Citation: PROCEEDINGS OF THE NATIONAL ACADEMY OF SCIENCES OF THE UNITED STATES OF AMERICA, Vol.107(21) : 9626-9631, 2010

Journal Title: PROCEEDINGS OF THE NATIONAL ACADEMY OF SCIENCES OF THE UNITED STATES OF AMERICA

MeSH: Acetyl-CoA Carboxylase/metabolism* ; Animals ; Cytosol/metabolism ; Fatty Acids/biosynthesis* ; Male ; Mice ; Mice, Inbred C57BL ; Microtubule-Associated Proteins/genetics ; Microtubule-Associated Proteins/metabolism* ; Phosphorylation ; Protein Binding ; Protein Multimerization*

Abstract: Acetyl-CoA carboxylase (ACC), the first committed enzyme in fatty acid (FA) synthesis, is regulated by phosphorylation/dephosphorylation, transcription, and an unusual mechanism of protein polymerization.
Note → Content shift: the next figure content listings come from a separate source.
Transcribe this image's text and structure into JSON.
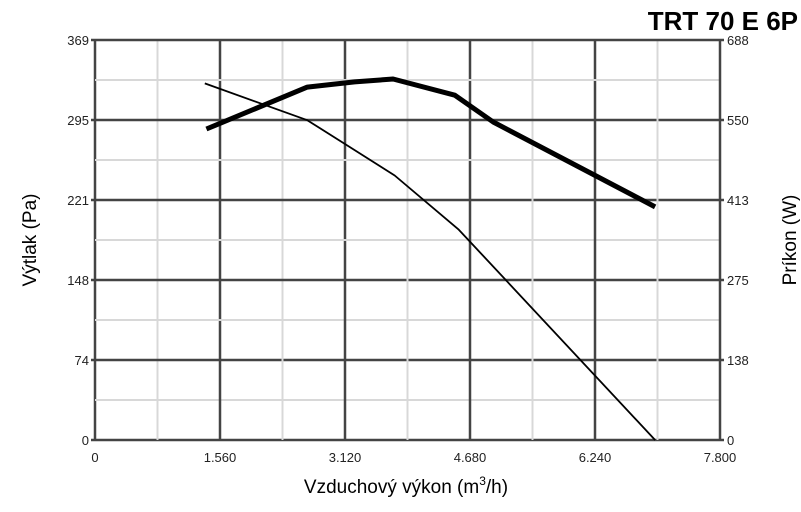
{
  "chart_data": {
    "type": "line",
    "title": "TRT 70 E 6P",
    "xlabel": "Vzduchový výkon (m",
    "xlabel_sup": "3",
    "xlabel_end": "/h)",
    "ylabel": "Výtlak (Pa)",
    "y2label": "Príkon (W)",
    "xlim": [
      0,
      7.8
    ],
    "ylim": [
      0,
      369
    ],
    "y2lim": [
      0,
      688
    ],
    "x_ticks": [
      "0",
      "1.560",
      "3.120",
      "4.680",
      "6.240",
      "7.800"
    ],
    "y_ticks": [
      "0",
      "74",
      "148",
      "221",
      "295",
      "369"
    ],
    "y2_ticks": [
      "0",
      "138",
      "275",
      "413",
      "550",
      "688"
    ],
    "grid": true,
    "series": [
      {
        "axis": "left",
        "line": "thin",
        "x": [
          1.37,
          2.65,
          3.1,
          3.74,
          4.54,
          6.99
        ],
        "y": [
          329,
          295,
          274,
          244,
          194,
          0
        ]
      },
      {
        "axis": "right",
        "line": "thick",
        "x": [
          1.39,
          2.65,
          3.24,
          3.72,
          4.49,
          4.97,
          6.99
        ],
        "y": [
          535,
          607,
          616,
          621,
          593,
          547,
          401
        ]
      }
    ]
  }
}
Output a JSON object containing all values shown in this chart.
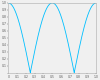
{
  "xlim": [
    0,
    1
  ],
  "ylim": [
    0,
    1
  ],
  "xticks": [
    0.0,
    0.1,
    0.2,
    0.3,
    0.4,
    0.5,
    0.6,
    0.7,
    0.8,
    0.9,
    1.0
  ],
  "yticks": [
    0.1,
    0.2,
    0.3,
    0.4,
    0.5,
    0.6,
    0.7,
    0.8,
    0.9,
    1.0
  ],
  "line_color": "#00bfff",
  "background_color": "#f0f0f0",
  "linewidth": 0.6,
  "n_points": 2000
}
Polymerization of ACC increases enzymatic activity and is induced in vitro by supraphysiological concentrations of citrate (> 5 mM). Here, we show that MIG12, a 22 kDa cytosolic protein of previously unknown function, binds to ACC and lowers the threshold for citrate activation into the physiological range (< 1 mM). In vitro, recombinant MIG12 induced polymerization of ACC (as determined by nondenaturing gels, FPLC, and electron microscopy) and increased ACC activity by > 50-fold in the presence of 1 mM citrate. In vivo, overexpression of MIG12 in liver induced ACC polymerization, increased FA synthesis, and produced triglyceride accumulation and fatty liver. Thus, in addition to its regulation by phosphorylation and transcription, ACC is regulated at a tertiary level by MIG12, which facilitates ACC polymerization and enhances enzymatic activity.